By Guru Ramanathan, Staff Writer
Johannes Roberts’ unnecessary horror sequel “The Strangers: Prey at Night” features Kim Wilde’s “Kids in America,” visuals straight out of a John Carpenter horror movie, and inexplicable plotting all within the opening five minutes. The film quickly establishes the type of horror flick the audience has to sit through for the next eighty: a ludicrous story driven by conveniences and 80s nostalgia that spends too much time paying homage without providing something new and setting up scares to ever really enforce them.
The sequel follows a family of four who travel to a mobile trailer park to spend a weekend with relatives before one of the kids (Bailee Madison) is sent to boarding school. The park is mysteriously deserted and soon the family is hunted down by the psychopathic Strangers over the course of the night.
In its attempt to capitalize on 80s nostalgia, “Prey at Night” insults the slasher genre instead by churning out a boring and frustrating horror film. It uses some of the best visual and musical elements from the 80s, deliberately taking from Carpenter’s horror films like “Halloween,” “The Thing,” and “The Fog;” and also has some of the worst stock horror aspects like the Strangers walking egregiously slow when chasing a main character and magically catching up. Or, any time a character obtains something useful (i.e. phone, vehicle, weapon) they either lose it very quickly or the Strangers sneak up on them. The Strangers themselves conveniently pop into whatever location the protagonists are in as if they have thousands of cameras set up all over the trailer park.
Although there are some effective shots and one particular sequence nearby a pool that was actually well executed, “Prey at Night” mostly comes across as a straight-to-DVD slasher thriller.
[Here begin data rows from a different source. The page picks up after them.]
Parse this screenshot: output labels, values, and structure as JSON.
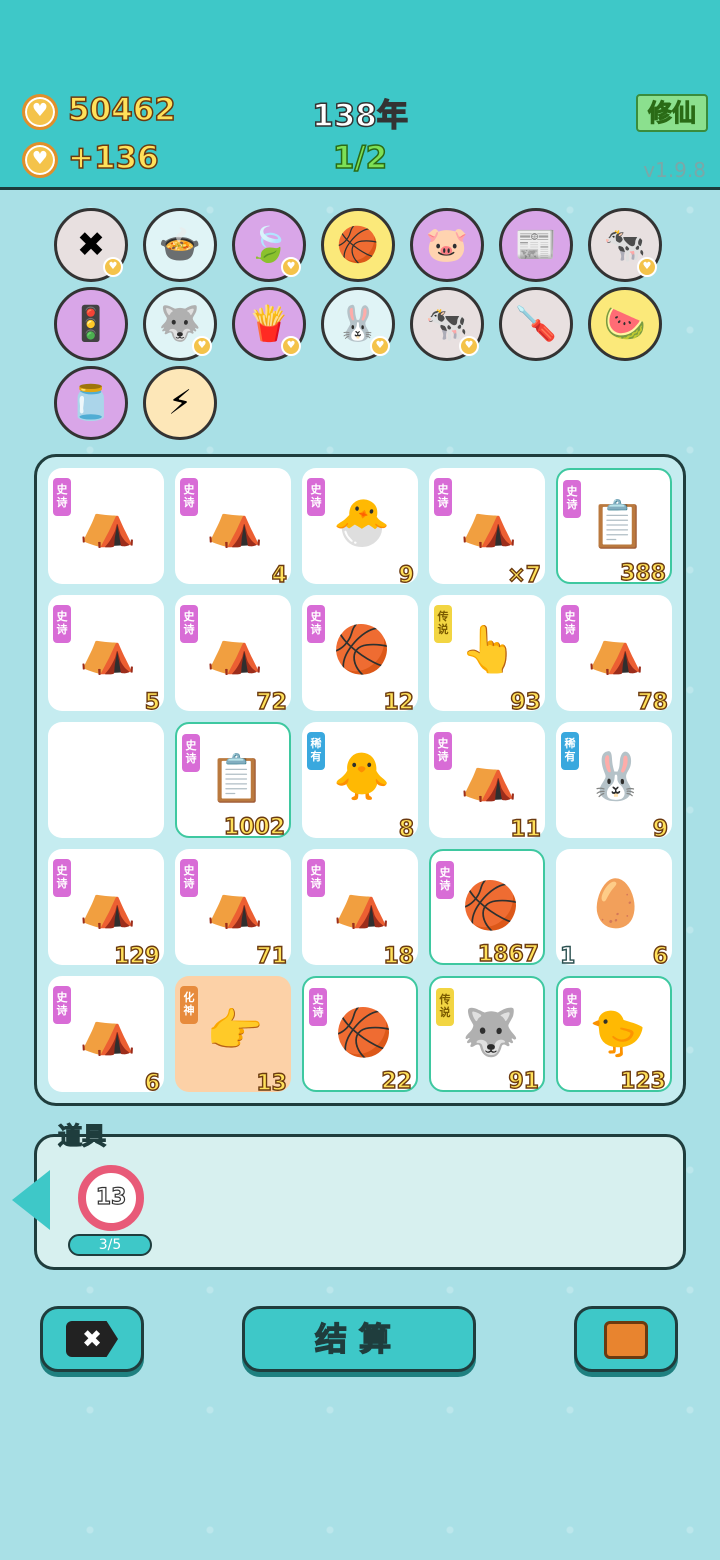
{
  "header": {
    "coins": "50462",
    "income": "+136",
    "year": "138年",
    "step": "1/2",
    "cultivate_button": "修仙",
    "version": "v1.9.8"
  },
  "relics": [
    {
      "icon": "delete-tag-icon",
      "glyph": "✖",
      "bg": "#e8e0e0",
      "tag": true
    },
    {
      "icon": "pressure-cooker-duck-icon",
      "glyph": "🍲",
      "bg": "#e0f4f6",
      "tag": false
    },
    {
      "icon": "leaf-icon",
      "glyph": "🍃",
      "bg": "#d9a6e8",
      "tag": true
    },
    {
      "icon": "basketballs-icon",
      "glyph": "🏀",
      "bg": "#fbe97a",
      "tag": false
    },
    {
      "icon": "piggy-bank-icon",
      "glyph": "🐷",
      "bg": "#d9a6e8",
      "tag": false
    },
    {
      "icon": "time-magazine-icon",
      "glyph": "📰",
      "bg": "#d9a6e8",
      "tag": false
    },
    {
      "icon": "cow-couple-icon",
      "glyph": "🐄",
      "bg": "#e8e0e0",
      "tag": true
    },
    {
      "icon": "traffic-light-ghost-icon",
      "glyph": "🚦",
      "bg": "#d9a6e8",
      "tag": false
    },
    {
      "icon": "husky-dog-icon",
      "glyph": "🐺",
      "bg": "#e0f4f6",
      "tag": true
    },
    {
      "icon": "french-fries-icon",
      "glyph": "🍟",
      "bg": "#d9a6e8",
      "tag": true
    },
    {
      "icon": "rabbit-icon",
      "glyph": "🐰",
      "bg": "#e0f4f6",
      "tag": true
    },
    {
      "icon": "cow-pair-icon",
      "glyph": "🐄",
      "bg": "#e8e0e0",
      "tag": true
    },
    {
      "icon": "screwdriver-icon",
      "glyph": "🪛",
      "bg": "#e8e0e0",
      "tag": false
    },
    {
      "icon": "fruit-basket-icon",
      "glyph": "🍉",
      "bg": "#fbe97a",
      "tag": false
    },
    {
      "icon": "milk-jar-icon",
      "glyph": "🫙",
      "bg": "#d9a6e8",
      "tag": false
    },
    {
      "icon": "lightning-icon",
      "glyph": "⚡",
      "bg": "#fde7b8",
      "tag": false
    }
  ],
  "rarity_labels": {
    "epic": "史诗",
    "rare": "稀有",
    "leg": "传说",
    "god": "化神"
  },
  "board": [
    {
      "icon": "rabbit-tent-icon",
      "glyph": "⛺",
      "rarity": "epic",
      "count": "",
      "hl": false
    },
    {
      "icon": "rabbit-tent-icon",
      "glyph": "⛺",
      "rarity": "epic",
      "count": "4",
      "hl": false
    },
    {
      "icon": "rabbit-tent-chick-icon",
      "glyph": "🐣",
      "rarity": "epic",
      "count": "9",
      "hl": false
    },
    {
      "icon": "rabbit-tent-icon",
      "glyph": "⛺",
      "rarity": "epic",
      "count": "×7",
      "hl": false
    },
    {
      "icon": "copy-paste-icon",
      "glyph": "📋",
      "rarity": "epic",
      "count": "388",
      "hl": true
    },
    {
      "icon": "rabbit-tent-icon",
      "glyph": "⛺",
      "rarity": "epic",
      "count": "5",
      "hl": false
    },
    {
      "icon": "rabbit-tent-icon",
      "glyph": "⛺",
      "rarity": "epic",
      "count": "72",
      "hl": false
    },
    {
      "icon": "basketballs-icon",
      "glyph": "🏀",
      "rarity": "epic",
      "count": "12",
      "hl": false
    },
    {
      "icon": "pointing-hand-icon",
      "glyph": "👆",
      "rarity": "leg",
      "count": "93",
      "hl": false
    },
    {
      "icon": "rabbit-tent-icon",
      "glyph": "⛺",
      "rarity": "epic",
      "count": "78",
      "hl": false
    },
    {
      "icon": "empty-slot",
      "glyph": "",
      "rarity": "",
      "count": "",
      "hl": false
    },
    {
      "icon": "copy-paste-icon",
      "glyph": "📋",
      "rarity": "epic",
      "count": "1002",
      "hl": true
    },
    {
      "icon": "chicken-basketball-icon",
      "glyph": "🐥",
      "rarity": "rare",
      "count": "8",
      "hl": false
    },
    {
      "icon": "rabbit-tent-icon",
      "glyph": "⛺",
      "rarity": "epic",
      "count": "11",
      "hl": false
    },
    {
      "icon": "rabbit-icon",
      "glyph": "🐰",
      "rarity": "rare",
      "count": "9",
      "hl": false
    },
    {
      "icon": "rabbit-tent-icon",
      "glyph": "⛺",
      "rarity": "epic",
      "count": "129",
      "hl": false
    },
    {
      "icon": "rabbit-tent-icon",
      "glyph": "⛺",
      "rarity": "epic",
      "count": "71",
      "hl": false
    },
    {
      "icon": "rabbit-tent-basketball-icon",
      "glyph": "⛺",
      "rarity": "epic",
      "count": "18",
      "hl": false
    },
    {
      "icon": "copy-paste-basketball-icon",
      "glyph": "🏀",
      "rarity": "epic",
      "count": "1867",
      "hl": true
    },
    {
      "icon": "egg-icon",
      "glyph": "🥚",
      "rarity": "",
      "count": "6",
      "countl": "1",
      "hl": false
    },
    {
      "icon": "rabbit-tent-icon",
      "glyph": "⛺",
      "rarity": "epic",
      "count": "6",
      "hl": false
    },
    {
      "icon": "golden-hand-basketball-icon",
      "glyph": "👉",
      "rarity": "god",
      "count": "13",
      "hl": false,
      "orange": true
    },
    {
      "icon": "chick-basketball-icon",
      "glyph": "🏀",
      "rarity": "epic",
      "count": "22",
      "hl": true
    },
    {
      "icon": "husky-king-icon",
      "glyph": "🐺",
      "rarity": "leg",
      "count": "91",
      "hl": true
    },
    {
      "icon": "chick-icon",
      "glyph": "🐤",
      "rarity": "epic",
      "count": "123",
      "hl": true
    }
  ],
  "items": {
    "label": "道具",
    "badge_value": "13",
    "progress": "3/5"
  },
  "footer": {
    "delete_label": "✖",
    "settle_label": "结算",
    "bag_icon": "briefcase-icon"
  }
}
It fails to make any connection to the 2008 Liv Tyler-starrer, essentially using the brand name for the sake of getting a decent size audience for its opening weekend. Christina Hendricks and Martin Henderson amp up the production value for as long as they are in the film, making it somewhat watchable up to that point.
It is hard to simply treat “Prey at Night” as a campy horror film because the script focuses on the least interesting characters and the baffling character decisions completely remove any stakes the film has. The titular psychopaths are treated like super humans, sustaining insane amounts of damage to constantly drag out the run time, but it diminishes the seriousness of the film instead. Despite being at a mercifully short eighty-five minutes, “Prey at Night” is unable to stay interesting beyond the first act.
The unintentional humor is probably the film’s best quality, but not totally worth New York ticket prices. Even for die hard horror fans “Prey at Night” is not a worthy film of the genre.